One of the most famous quotes about Fox News is Charles Krauthammer’s quip that Fox’s success was due to its appeal to a niche market: half the country. There are times it seems almost an understatement, so thoroughly does Fox dominate the ratings. And in fact it’s almost as though Krauthammer’s “half the country” might refer to the speakers instead of the audience. Just as talk radio thrived as an alternative to mainstream liberal news and opinion, so too did Fox suddenly offer otherwise-marginalized right-of-center views to a public who didn’t want to be as ideologically cloistered as is the modern liberal establishment.

This came to mind when I read a humorous, but telling account of a recent interview with Gabriel Sherman, the author of a new book on Fox’s Roger Ailes. The title of the book is The Loudest Voice in the Room: How the Brilliant, Bombastic Roger Ailes Built Fox News–and Divided a Country. That last phrase piqued the interest of Norah O’Donnell and Charlie Rose, who interviewed Sherman late last week. Specifically, they wanted to know, how precisely has Ailes divided the country? The Washington Post’s media writer Erik Wemple caught the exchange and posted a transcript of that part of the interview:

O’Donnell: You say he’s divided a country.

Sherman: Yes, he has.

O’Donnell: How?

Sherman: Because his ability to drive a message: He has an unrivaled ability to know what resonates with a certain audience. You know, he comes from a blue-collar factory town in Ohio, he speaks to…

Rose: So what’s the message that divides the country?

Sherman: He speaks to that part of America that feels left behind by the culture. You know, it’s the old Nixon silent majority, which is what was his formative experience.

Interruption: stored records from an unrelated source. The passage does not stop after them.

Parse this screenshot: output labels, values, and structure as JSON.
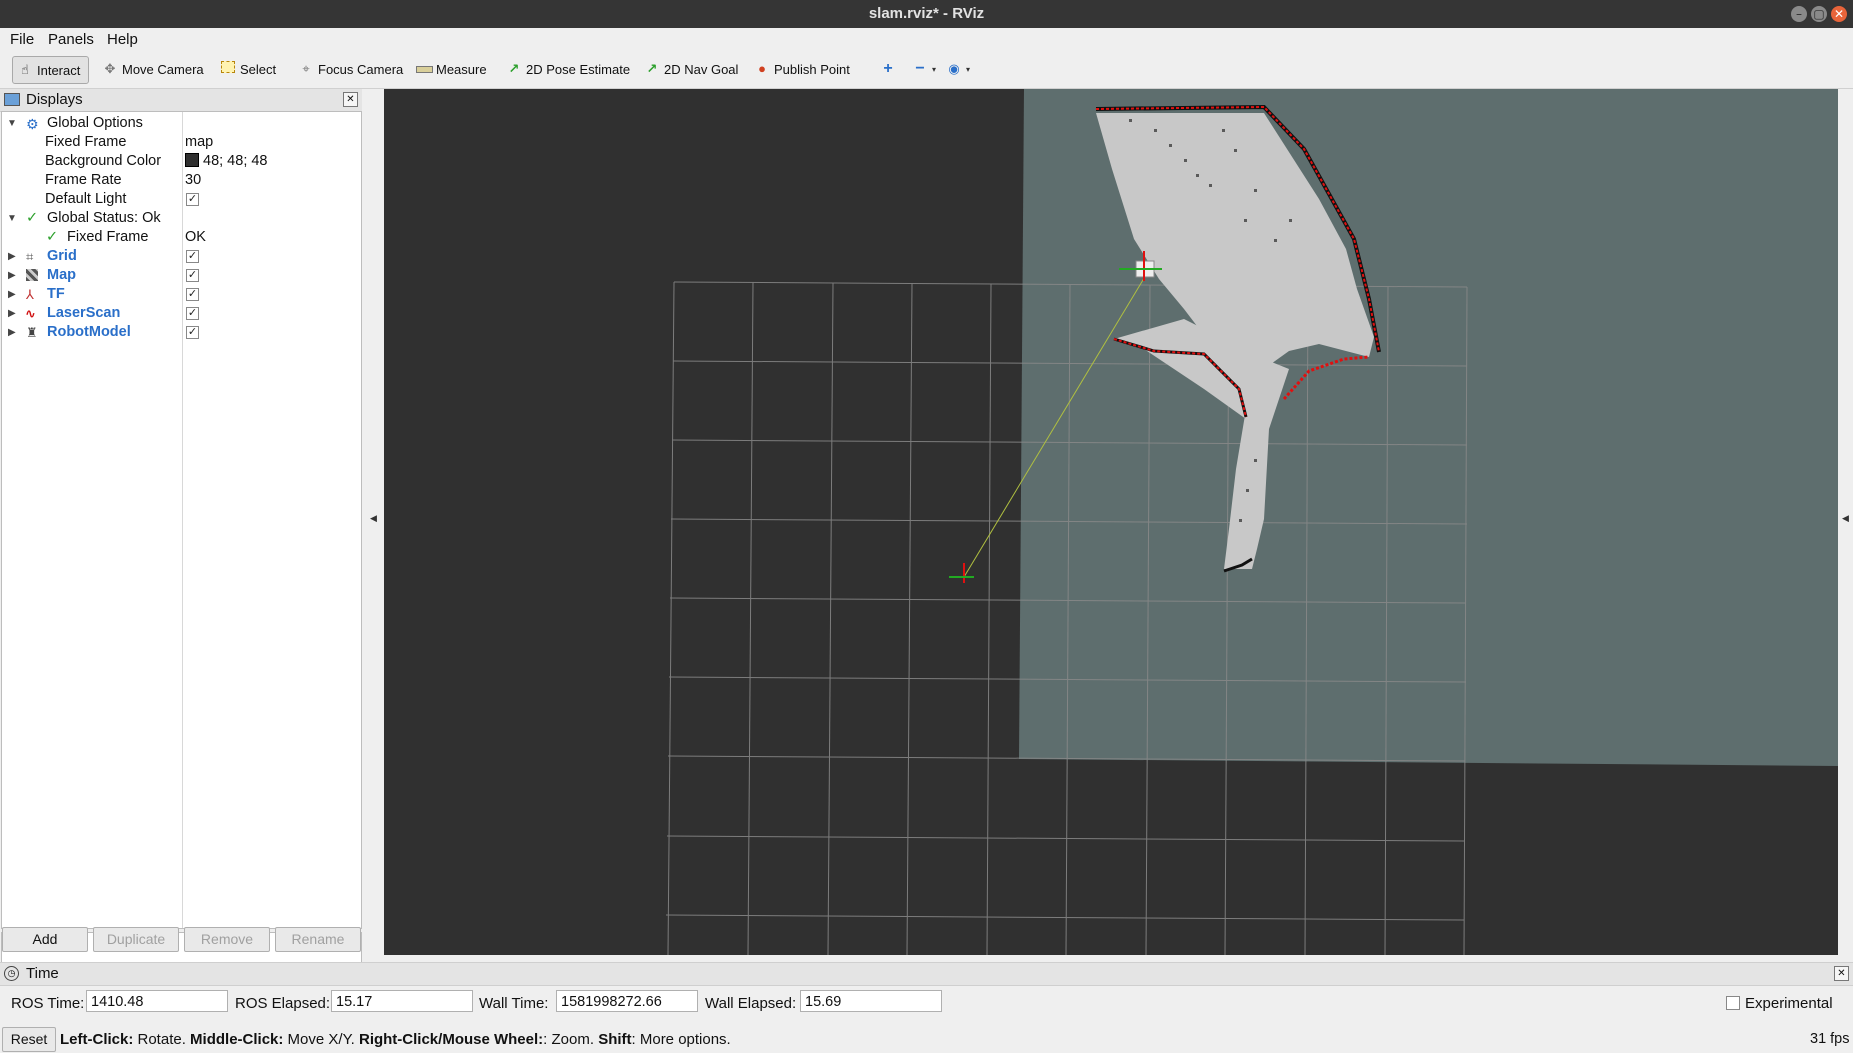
{
  "window": {
    "title": "slam.rviz* - RViz",
    "min_glyph": "–",
    "max_glyph": "▢",
    "close_glyph": "✕"
  },
  "menubar": {
    "items": [
      "File",
      "Panels",
      "Help"
    ]
  },
  "toolbar": {
    "interact": "Interact",
    "move_camera": "Move Camera",
    "select": "Select",
    "focus_camera": "Focus Camera",
    "measure": "Measure",
    "pose_estimate": "2D Pose Estimate",
    "nav_goal": "2D Nav Goal",
    "publish_point": "Publish Point"
  },
  "displays": {
    "title": "Displays",
    "global_options": "Global Options",
    "fixed_frame_label": "Fixed Frame",
    "fixed_frame_value": "map",
    "background_color_label": "Background Color",
    "background_color_value": "48; 48; 48",
    "frame_rate_label": "Frame Rate",
    "frame_rate_value": "30",
    "default_light_label": "Default Light",
    "global_status": "Global Status: Ok",
    "status_fixed_frame_label": "Fixed Frame",
    "status_fixed_frame_value": "OK",
    "items": [
      "Grid",
      "Map",
      "TF",
      "LaserScan",
      "RobotModel"
    ],
    "buttons": {
      "add": "Add",
      "duplicate": "Duplicate",
      "remove": "Remove",
      "rename": "Rename"
    }
  },
  "time": {
    "title": "Time",
    "ros_time_label": "ROS Time:",
    "ros_time": "1410.48",
    "ros_elapsed_label": "ROS Elapsed:",
    "ros_elapsed": "15.17",
    "wall_time_label": "Wall Time:",
    "wall_time": "1581998272.66",
    "wall_elapsed_label": "Wall Elapsed:",
    "wall_elapsed": "15.69",
    "experimental": "Experimental"
  },
  "status": {
    "reset": "Reset",
    "left_click": "Left-Click:",
    "left_click_desc": " Rotate. ",
    "middle_click": "Middle-Click:",
    "middle_click_desc": " Move X/Y. ",
    "right_click": "Right-Click/Mouse Wheel:",
    "right_click_desc": ": Zoom. ",
    "shift": "Shift",
    "shift_desc": ": More options.",
    "fps": "31 fps"
  },
  "colors": {
    "background": "#303030",
    "map_unknown": "#5e6e6e",
    "map_free": "#c8c8c8",
    "laser": "#e01010",
    "link_blue": "#2a6fc9"
  }
}
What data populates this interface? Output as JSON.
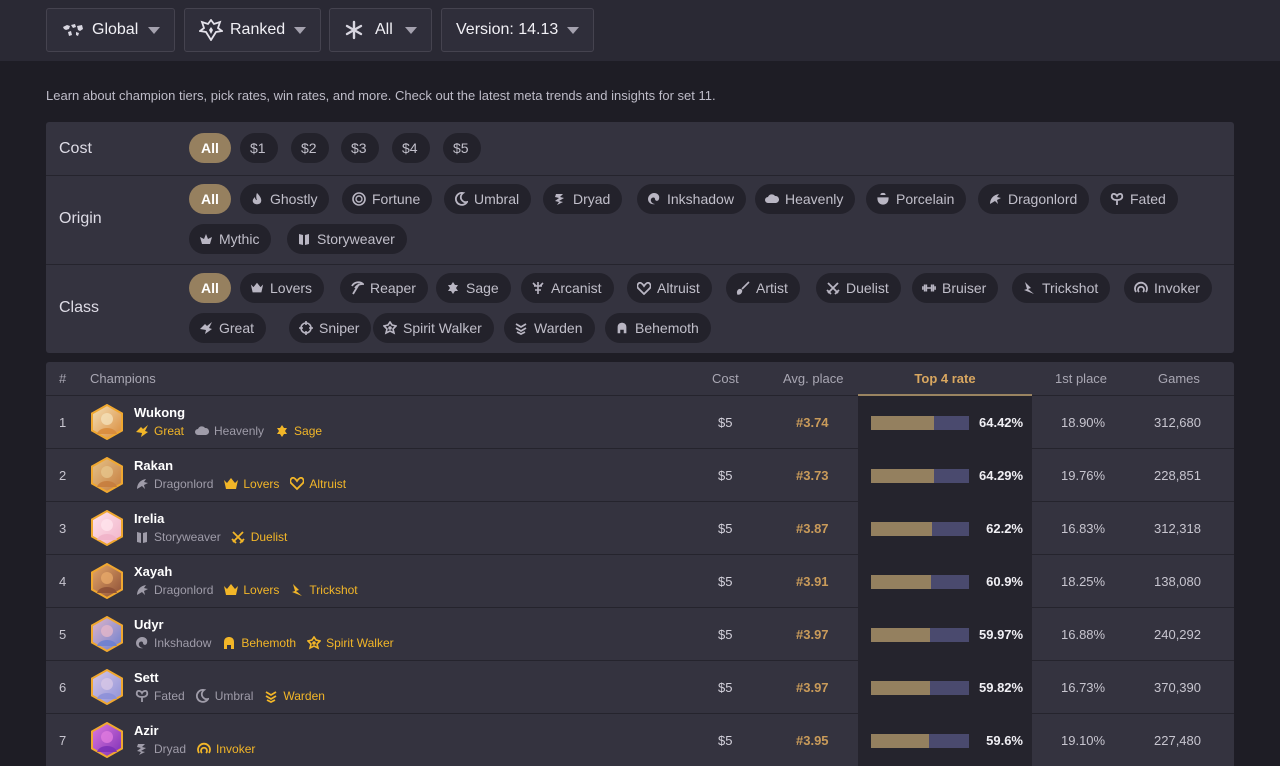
{
  "topbar": {
    "region": {
      "label": "Global",
      "icon": "world-map-icon"
    },
    "queue": {
      "label": "Ranked",
      "icon": "ranked-emblem-icon"
    },
    "mode": {
      "label": "All",
      "icon": "asterisk-icon"
    },
    "version": {
      "label": "Version: 14.13"
    }
  },
  "intro": "Learn about champion tiers, pick rates, win rates, and more. Check out the latest meta trends and insights for set 11.",
  "filters": {
    "cost": {
      "label": "Cost",
      "chips": [
        "All",
        "$1",
        "$2",
        "$3",
        "$4",
        "$5"
      ]
    },
    "origin": {
      "label": "Origin",
      "chips": [
        "All",
        "Ghostly",
        "Fortune",
        "Umbral",
        "Dryad",
        "Inkshadow",
        "Heavenly",
        "Porcelain",
        "Dragonlord",
        "Fated",
        "Mythic",
        "Storyweaver"
      ]
    },
    "class": {
      "label": "Class",
      "chips": [
        "All",
        "Lovers",
        "Reaper",
        "Sage",
        "Arcanist",
        "Altruist",
        "Artist",
        "Duelist",
        "Bruiser",
        "Trickshot",
        "Invoker",
        "Great",
        "Sniper",
        "Spirit Walker",
        "Warden",
        "Behemoth"
      ]
    }
  },
  "table": {
    "headers": {
      "rank": "#",
      "champions": "Champions",
      "cost": "Cost",
      "avg": "Avg. place",
      "top4": "Top 4 rate",
      "first": "1st place",
      "games": "Games"
    },
    "rows": [
      {
        "rank": "1",
        "name": "Wukong",
        "traits": [
          {
            "name": "Great",
            "active": true
          },
          {
            "name": "Heavenly",
            "active": false
          },
          {
            "name": "Sage",
            "active": true
          }
        ],
        "cost": "$5",
        "avg": "#3.74",
        "top4": "64.42%",
        "top4_value": 64.42,
        "first": "18.90%",
        "games": "312,680"
      },
      {
        "rank": "2",
        "name": "Rakan",
        "traits": [
          {
            "name": "Dragonlord",
            "active": false
          },
          {
            "name": "Lovers",
            "active": true
          },
          {
            "name": "Altruist",
            "active": true
          }
        ],
        "cost": "$5",
        "avg": "#3.73",
        "top4": "64.29%",
        "top4_value": 64.29,
        "first": "19.76%",
        "games": "228,851"
      },
      {
        "rank": "3",
        "name": "Irelia",
        "traits": [
          {
            "name": "Storyweaver",
            "active": false
          },
          {
            "name": "Duelist",
            "active": true
          }
        ],
        "cost": "$5",
        "avg": "#3.87",
        "top4": "62.2%",
        "top4_value": 62.2,
        "first": "16.83%",
        "games": "312,318"
      },
      {
        "rank": "4",
        "name": "Xayah",
        "traits": [
          {
            "name": "Dragonlord",
            "active": false
          },
          {
            "name": "Lovers",
            "active": true
          },
          {
            "name": "Trickshot",
            "active": true
          }
        ],
        "cost": "$5",
        "avg": "#3.91",
        "top4": "60.9%",
        "top4_value": 60.9,
        "first": "18.25%",
        "games": "138,080"
      },
      {
        "rank": "5",
        "name": "Udyr",
        "traits": [
          {
            "name": "Inkshadow",
            "active": false
          },
          {
            "name": "Behemoth",
            "active": true
          },
          {
            "name": "Spirit Walker",
            "active": true
          }
        ],
        "cost": "$5",
        "avg": "#3.97",
        "top4": "59.97%",
        "top4_value": 59.97,
        "first": "16.88%",
        "games": "240,292"
      },
      {
        "rank": "6",
        "name": "Sett",
        "traits": [
          {
            "name": "Fated",
            "active": false
          },
          {
            "name": "Umbral",
            "active": false
          },
          {
            "name": "Warden",
            "active": true
          }
        ],
        "cost": "$5",
        "avg": "#3.97",
        "top4": "59.82%",
        "top4_value": 59.82,
        "first": "16.73%",
        "games": "370,390"
      },
      {
        "rank": "7",
        "name": "Azir",
        "traits": [
          {
            "name": "Dryad",
            "active": false
          },
          {
            "name": "Invoker",
            "active": true
          }
        ],
        "cost": "$5",
        "avg": "#3.95",
        "top4": "59.6%",
        "top4_value": 59.6,
        "first": "19.10%",
        "games": "227,480"
      }
    ]
  },
  "colors": {
    "accent": "#96805f",
    "trait_gold": "#f2b628",
    "bar_track": "#4a4a6e",
    "bar_fill": "#94805f"
  }
}
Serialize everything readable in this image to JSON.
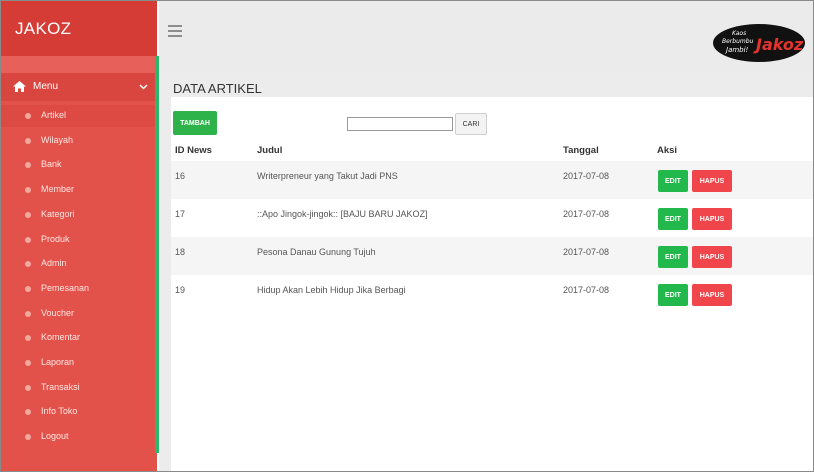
{
  "app": {
    "brand": "JAKOZ"
  },
  "sidebar": {
    "menu_label": "Menu",
    "items": [
      {
        "label": "Artikel",
        "active": true
      },
      {
        "label": "Wilayah"
      },
      {
        "label": "Bank"
      },
      {
        "label": "Member"
      },
      {
        "label": "Kategori"
      },
      {
        "label": "Produk"
      },
      {
        "label": "Admin"
      },
      {
        "label": "Pemesanan"
      },
      {
        "label": "Voucher"
      },
      {
        "label": "Komentar"
      },
      {
        "label": "Laporan"
      },
      {
        "label": "Transaksi"
      },
      {
        "label": "Info Toko"
      },
      {
        "label": "Logout"
      }
    ]
  },
  "topbar": {
    "logo_text": {
      "line1": "Kaos",
      "line2": "Berbumbu",
      "line3": "Jambi!",
      "mark": "Jakoz"
    }
  },
  "page": {
    "title": "DATA ARTIKEL",
    "add_button": "TAMBAH",
    "search_button": "CARI",
    "search_value": "",
    "columns": [
      "ID News",
      "Judul",
      "Tanggal",
      "Aksi"
    ],
    "rows": [
      {
        "id": "16",
        "judul": "Writerpreneur yang Takut Jadi PNS",
        "tanggal": "2017-07-08",
        "edit": "EDIT",
        "hapus": "HAPUS"
      },
      {
        "id": "17",
        "judul": "::Apo Jingok-jingok:: [BAJU BARU JAKOZ]",
        "tanggal": "2017-07-08",
        "edit": "EDIT",
        "hapus": "HAPUS"
      },
      {
        "id": "18",
        "judul": "Pesona Danau Gunung Tujuh",
        "tanggal": "2017-07-08",
        "edit": "EDIT",
        "hapus": "HAPUS"
      },
      {
        "id": "19",
        "judul": "Hidup Akan Lebih Hidup Jika Berbagi",
        "tanggal": "2017-07-08",
        "edit": "EDIT",
        "hapus": "HAPUS"
      }
    ]
  },
  "colors": {
    "sidebar": "#e2524a",
    "brand_bar": "#d63c36",
    "accent_green": "#2eb34a",
    "danger_red": "#f0454a"
  }
}
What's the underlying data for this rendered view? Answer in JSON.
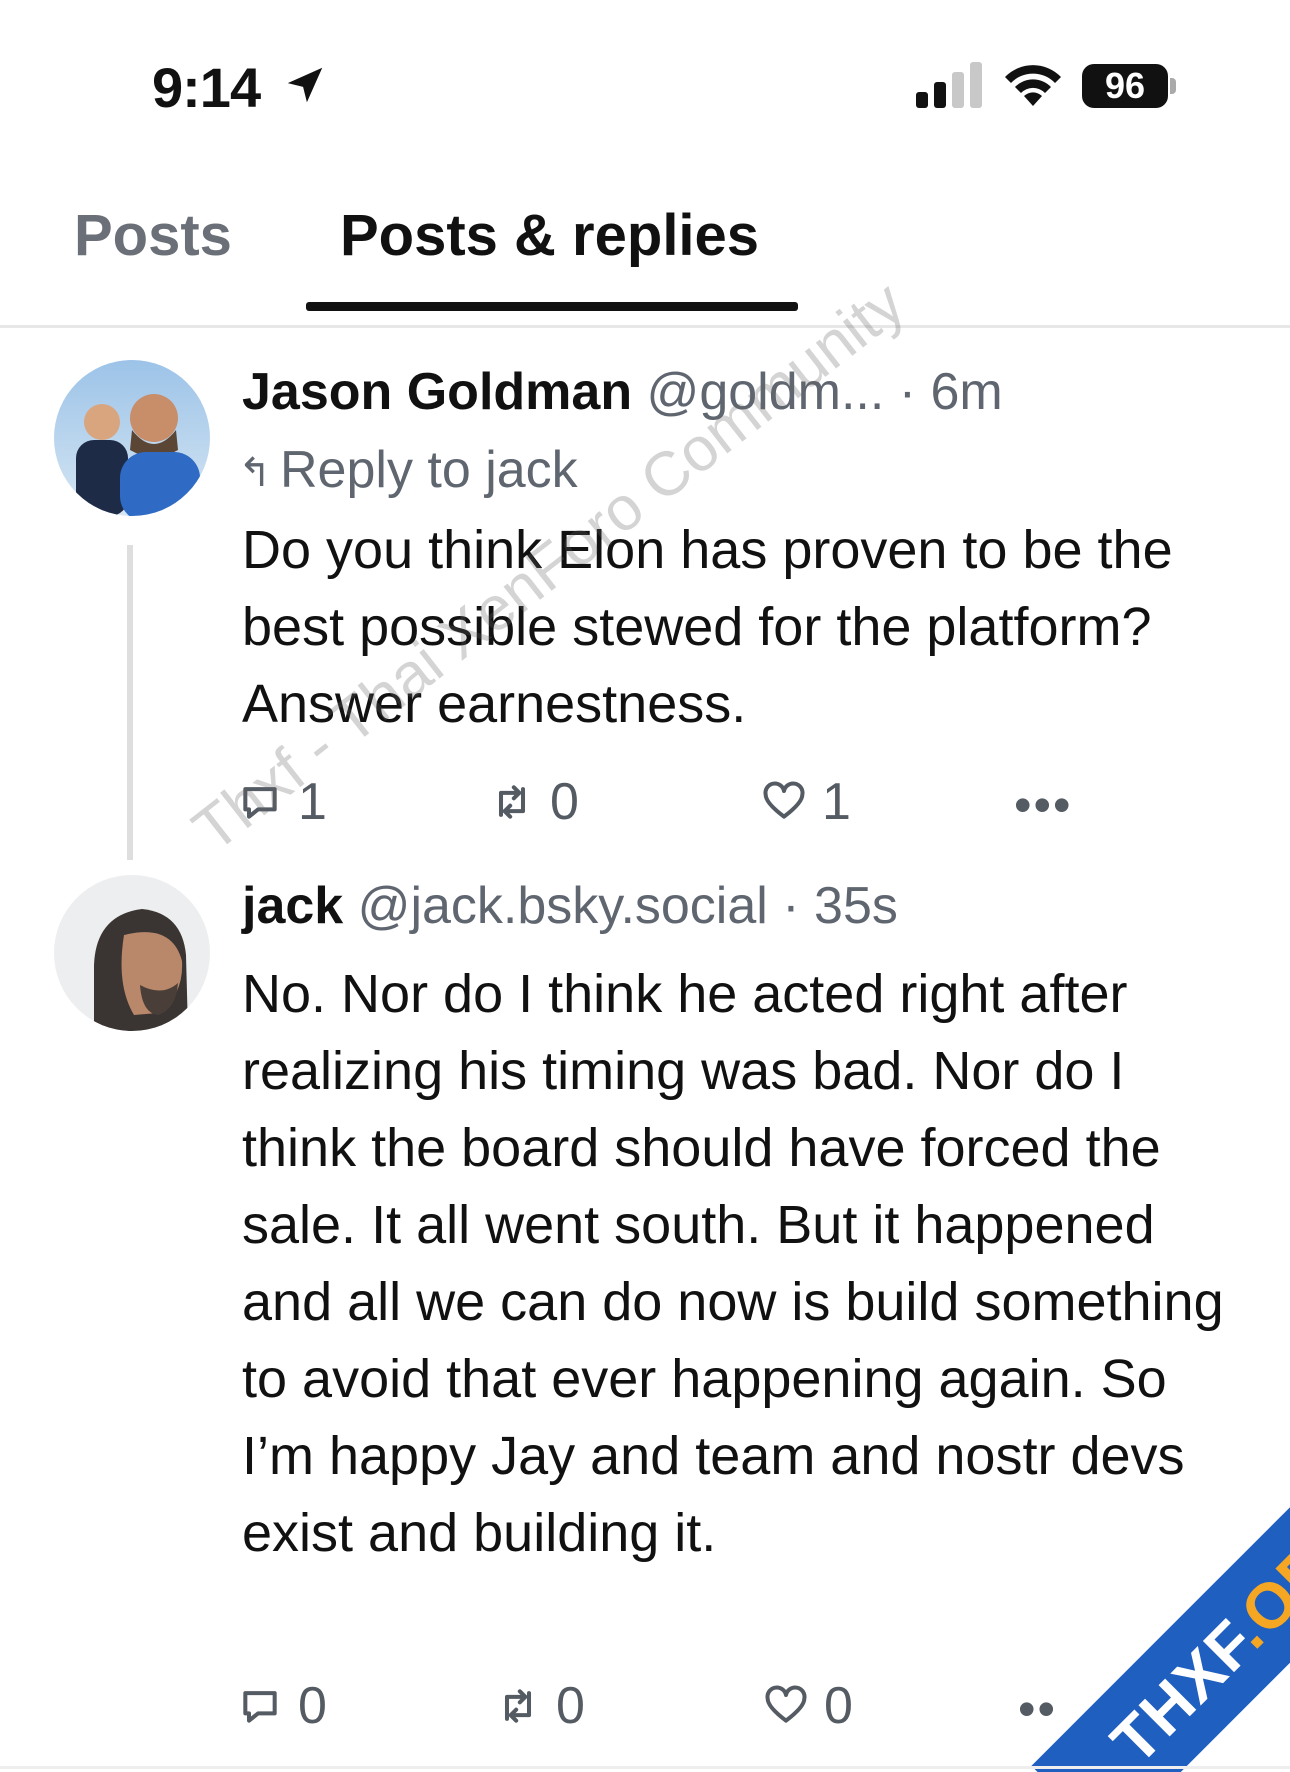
{
  "status_bar": {
    "time": "9:14",
    "battery": "96"
  },
  "tabs": [
    {
      "label": "Posts",
      "active": false
    },
    {
      "label": "Posts & replies",
      "active": true
    }
  ],
  "posts": [
    {
      "name": "Jason Goldman",
      "handle": "@goldm...",
      "time": "· 6m",
      "reply_to": "Reply to jack",
      "text": "Do you think Elon has proven to be the best possible stewed for the platform? Answer earnestness.",
      "replies": "1",
      "reposts": "0",
      "likes": "1"
    },
    {
      "name": "jack",
      "handle": "@jack.bsky.social",
      "time": "· 35s",
      "text": "No. Nor do I think he acted right after realizing his timing was bad. Nor do I think the board should have forced the sale. It all went south. But it happened and all we can do now is build something to avoid that ever happening again. So I’m happy Jay and team and nostr devs exist and building it.",
      "replies": "0",
      "reposts": "0",
      "likes": "0"
    }
  ],
  "watermark": "Thxf - Thai XenForo Community",
  "badge": {
    "main": "THXF",
    "accent": ".ORG"
  },
  "colors": {
    "text": "#111111",
    "muted": "#5f6670",
    "badge_blue": "#1f5fbf",
    "badge_orange": "#f5a623"
  }
}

Wemple notes that Sherman does not, in fact, come close to answering the question. It’s quite a charge to say that someone divided the United States. When it’s put in the title of your biography of that person, the reader expects you to not only make that case but use it as a basis for understanding the subject’s work. Wemple continues:

After three years of reporting and more than 600 interviews, Sherman should come equipped to his media interviews with better answers. What’s divisive, after all, about understanding what “resonates with a certain audience”? What’s the problem with speaking to Americans who feel “left behind by the culture”? Wouldn’t that be a public service? Indeed, everything that Sherman cited to the CBS people — including blue-collar origins — would appear to be assets for a guy like Ailes. Why haven’t Fox News allies seized upon these remarks as evidence of Sherman’s disdain for conservative America? (Stelter tells the Erik Wemple Blog that he planned a follow-up to that portion of Sherman’s “CBS This Morning” interview but ran out of time).

Taken at face value, the exchange would seem to be totally unedifying. But it’s actually quite the opposite. Roger Ailes most certainly did not divide the country, and few people are unhinged enough to believe he did. So what made Sherman use the phrase–in the book’s title, no less? It becomes easier to understand when you remember that Sherman’s evasive response was actually him thinking he answered the question.

The American left became spoiled by its dominance of major media before Fox. Liberals reveled in their belief that they had ownership of a high-minded consensus. In order to own that consensus, however, the liberal media elite had to be speaking for the country. But who strikes you as more representative of the broader American public–Gabriel Sherman, a writer for New York magazine who also lives in New York City, or the “blue-collar” Ohioans Sherman mentions?

This is not a paean to the “real America” that supposedly excludes coastal elites. It was Sherman, in fact, who brought up the blue-collar folk that Ailes resonates with as an example of the supposed divisive nature of Ailes’s work. In his blisteringly negative review of the book for Slate, Michael Wolff notes that Sherman gets facts wrong and uses unreliable sources. But even more than that, he doesn’t seem to understand the difference between cable and network news, and the audiences they attract. Wolff adds:

Fox’s prime-time audience averages 1.1 million. Network news audiences in the great old days reached 40 million. Sherman’s thesis that Ailes “divided a country” is quite absurd. What Ailes did do is to help turn politics into a special interest category. It is not just the Fox view that is a closed ecosystem—it is the liberal view of the Fox view that is as much a part of the bubble. Perfectly targeted co-dependents.

The country was already divided politically among conservatives, liberals, and everything in between. What Ailes did was enter the conversation, and did so quite effectively. And liberals won’t forgive him for it.